At a time when we constantly read about how a team is looking to get its top players a rest, Luongo threw me a curveball.

"Not at all," Luongo said. "When you're winning, you stay energized. You don't look at the number of games you've played or getting a breather here or there. You want to be in there every night.

"Years ago, I played a ton in the regular season ... and I was more than ready to go in the playoffs. You play all your career to perform in the playoffs, so there's no way you feel tired when the playoffs begin."

What? Worry about being tired? No way, according to Luongo.

That's the kind of refreshing frame of mind I think you'd hear from most players who live for hockey ... and live for the playoffs -- even if we in the media have built these myths that a player has to be ultra-fresh for the potential two-month run in the playoffs.

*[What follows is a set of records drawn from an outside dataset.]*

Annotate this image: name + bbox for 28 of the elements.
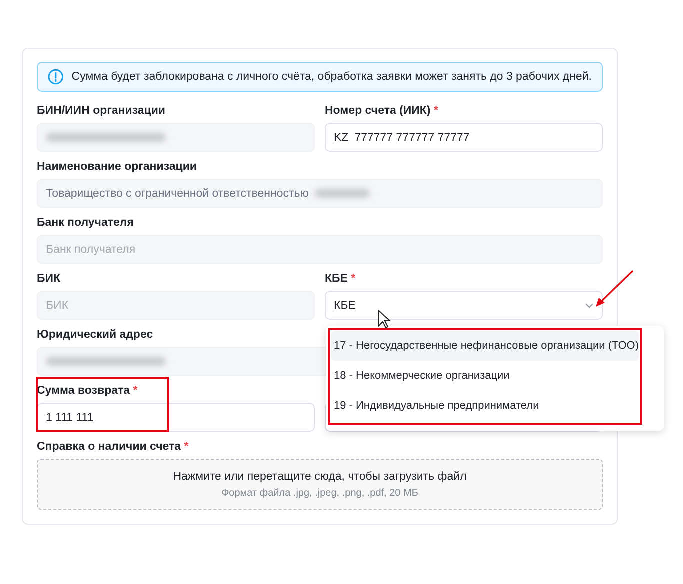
input-field[interactable]: KZ 777777 777777 77777 xyxy=(325,123,603,152)
select-value: КБЕ xyxy=(334,300,357,312)
field-value: 777777 777777 77777 xyxy=(354,132,470,144)
field-label: БИН/ИИН организации xyxy=(37,104,166,118)
field-label: Банк получателя xyxy=(37,216,135,230)
field-label: Справка о наличии счета * xyxy=(37,440,190,454)
dropzone-title: Нажмите или перетащите сюда, чтобы загрузить файл xyxy=(173,470,467,482)
field-label: Наименование организации xyxy=(37,160,198,174)
dropdown-option[interactable]: 19 - Индивидуальные предприниматели xyxy=(331,391,639,421)
dropzone-hint: Формат файла .jpg, .jpeg, .png, .pdf, 20 МБ xyxy=(222,488,418,498)
field-value: 1 111 111 xyxy=(46,412,94,424)
field-label: БИК xyxy=(37,272,62,286)
field-placeholder: БИК xyxy=(46,300,69,312)
select-field[interactable]: КБЕ xyxy=(325,291,603,320)
info-icon xyxy=(48,69,64,85)
field-placeholder: Банк получателя xyxy=(46,244,136,256)
field-label: КБЕ * xyxy=(325,272,357,286)
alert-text: Сумма будет заблокирована с личного счёта, обработка заявки может занять до 3 рабочих дней. xyxy=(72,71,592,83)
file-dropzone[interactable]: Нажмите или перетащите сюда, чтобы загрузить файл Формат файла .jpg, .jpeg, .png, .pdf, 20 МБ xyxy=(37,459,603,510)
dropdown-option[interactable]: 18 - Некоммерческие организации xyxy=(331,361,639,391)
field-label: Сумма возврата * xyxy=(37,384,139,398)
input-field[interactable]: 1 111 111 xyxy=(37,403,315,432)
country-prefix: KZ xyxy=(334,132,349,144)
field-label: Юридический адрес xyxy=(37,328,154,342)
dropdown-option[interactable]: 17 - Негосударственные нефинансовые организации (ТОО) xyxy=(331,331,639,361)
chevron-down-icon xyxy=(585,302,594,308)
annotation-arrow xyxy=(594,269,636,309)
field-label: Номер счета (ИИК) * xyxy=(325,104,440,118)
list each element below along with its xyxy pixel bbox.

"I dreamed as a kid of playing in the NHL, playing in the playoffs and playing in an overtime game in the playoffs," Luongo continued, smiling from ear-to-ear. "What a rush! Extra pressure makes you want to thrive even more."

You can feel the fire in his voice, can't you? The fight of a champion. The hunger to win. And now, he's ready for more.

"Lou's and boos all sound the same," Luongo said, kiddingly. "I won't be able to tell the difference. I just want to enjoy the game."

Roberto Luongo wears a mask. In Florida, he plays in goal with a mask and a purpose ... to win.